Saturday, March 14, 2009

Remix/Mashup at Ohio State panel 2

Panel 2: Filmmakers on The Creative Process
Speakers: Ben Relles (Obama girl), Gordon Quinn, and Mindy Faber

Mindy Faber showed a great video and discussed a student who made a video sampling sexist songs and images of young girls being sexualized, and afterwards said that she couldn’t look at TV the same way ever again, once having been in the position of analyst/creator. This is a key point because schools, in the position of institutions trying to manage risk, are scared by copyright and extremely deterred by the DMCA from allowing media learning.

Gordon Quinn spoke of the right to participate and the right to materially benefit from creations, and thus his desire to balance robust fair use with compensation. He showed a clip from one of his films—a use of “Puff the Magic Dragon” from Refrigerator Mothers, about the mothers of autistic children—one man wanted his mother to listen to the show, which are about “a boy in whose head was locked an untold secret.” The boy in the cartoon wouldn’t speak or communicate, and the man shared this cartoon with his mother. Restated the themes of the movie.

The author had a policy of not licensing, because everyone said the song was about smoking pot. Eventually, Quinn used a personal connection to get him to watch the film, at which point he granted a license. Stories like this explain why 10-second rules don’t work; every situation is different, and we need to work it out in collaboration.

Ben Relles: In total, his YT videos have been seen 6 million times, about the same as Obama’s YouTube channel. He relies on news clips, and when his clips are embedded elsewhere they aren’t always marked as humor; he seems quite sanguine about that. Coming up on 2 years of Obama Girl videos; fortunately for him, people want political humor even beyond the election cycle.

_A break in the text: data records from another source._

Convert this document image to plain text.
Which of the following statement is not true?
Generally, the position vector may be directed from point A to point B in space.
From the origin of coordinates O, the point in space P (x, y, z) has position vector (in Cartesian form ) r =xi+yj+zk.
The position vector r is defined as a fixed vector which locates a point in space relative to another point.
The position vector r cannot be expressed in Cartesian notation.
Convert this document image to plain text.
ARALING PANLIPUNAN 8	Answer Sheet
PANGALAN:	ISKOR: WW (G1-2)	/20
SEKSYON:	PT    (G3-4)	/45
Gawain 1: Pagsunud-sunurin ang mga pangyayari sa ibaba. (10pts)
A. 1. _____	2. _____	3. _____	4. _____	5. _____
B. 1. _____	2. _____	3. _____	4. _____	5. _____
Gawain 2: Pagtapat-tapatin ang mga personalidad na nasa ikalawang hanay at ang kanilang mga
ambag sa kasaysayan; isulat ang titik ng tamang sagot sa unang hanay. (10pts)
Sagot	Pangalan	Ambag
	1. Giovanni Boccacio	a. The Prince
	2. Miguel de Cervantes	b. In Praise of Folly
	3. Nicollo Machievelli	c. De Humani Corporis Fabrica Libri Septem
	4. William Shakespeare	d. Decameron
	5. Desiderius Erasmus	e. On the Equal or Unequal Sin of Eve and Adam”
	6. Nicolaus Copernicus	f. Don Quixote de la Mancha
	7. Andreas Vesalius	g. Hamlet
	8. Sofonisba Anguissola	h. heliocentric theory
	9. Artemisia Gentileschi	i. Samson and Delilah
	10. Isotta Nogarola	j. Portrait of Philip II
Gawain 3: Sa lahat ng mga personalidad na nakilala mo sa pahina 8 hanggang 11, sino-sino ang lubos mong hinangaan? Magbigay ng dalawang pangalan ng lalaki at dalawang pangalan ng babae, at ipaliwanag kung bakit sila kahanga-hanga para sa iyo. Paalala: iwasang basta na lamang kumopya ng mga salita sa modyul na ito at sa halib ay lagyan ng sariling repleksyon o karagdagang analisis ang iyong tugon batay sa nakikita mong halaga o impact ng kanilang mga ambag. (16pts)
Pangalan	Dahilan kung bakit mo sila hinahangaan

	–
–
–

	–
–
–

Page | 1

Faber and Quinn discussed moral issues: privacy, intimate stories are put on screen. Appropriating images of someone’s mother may be unethical regardless of fair use. Quinn discussed a movie he advised about underground abortions—very sensitive.
Relles: think about footage of Jeremiah Wright, or McCain supporters at rallies—people need to know what they can do to participate in the process. (I think this interacts with the previous discussion of morality: what does it take to become implicated in a public issue? Do we need to be fair to Jeremiah Wright, or individual McCain supporters?)

Q: Given how quickly Relles turns things around, how do you do clearance?

A: Once he was acquired by a big company, had access to lawyers to ask for ideas. Has definitely killed videos for lack of clearance, including one of Obama and Clinton making out at a Jessica Simpson concert, which he considered a real shame.

Q: How do you move this into schools?

Faber: Difficult in many ways: knowledge, resources, infrastructure. Teachers don’t know whether it’s okay for students to edit together material from YouTube, or for them to show clips of Hitchcock to teach about montage. School becomes increasingly irrelevant to kids because they are using a different system for learning. Faber supports the DMCA exemptions proposed by Renee Hobbs, which would allow both teachers and students to make clips for educational uses. Notes that you don’t need to be a success on YouTube; what you often want is to make change in the community, and showing your video to 200 of the right people may be success.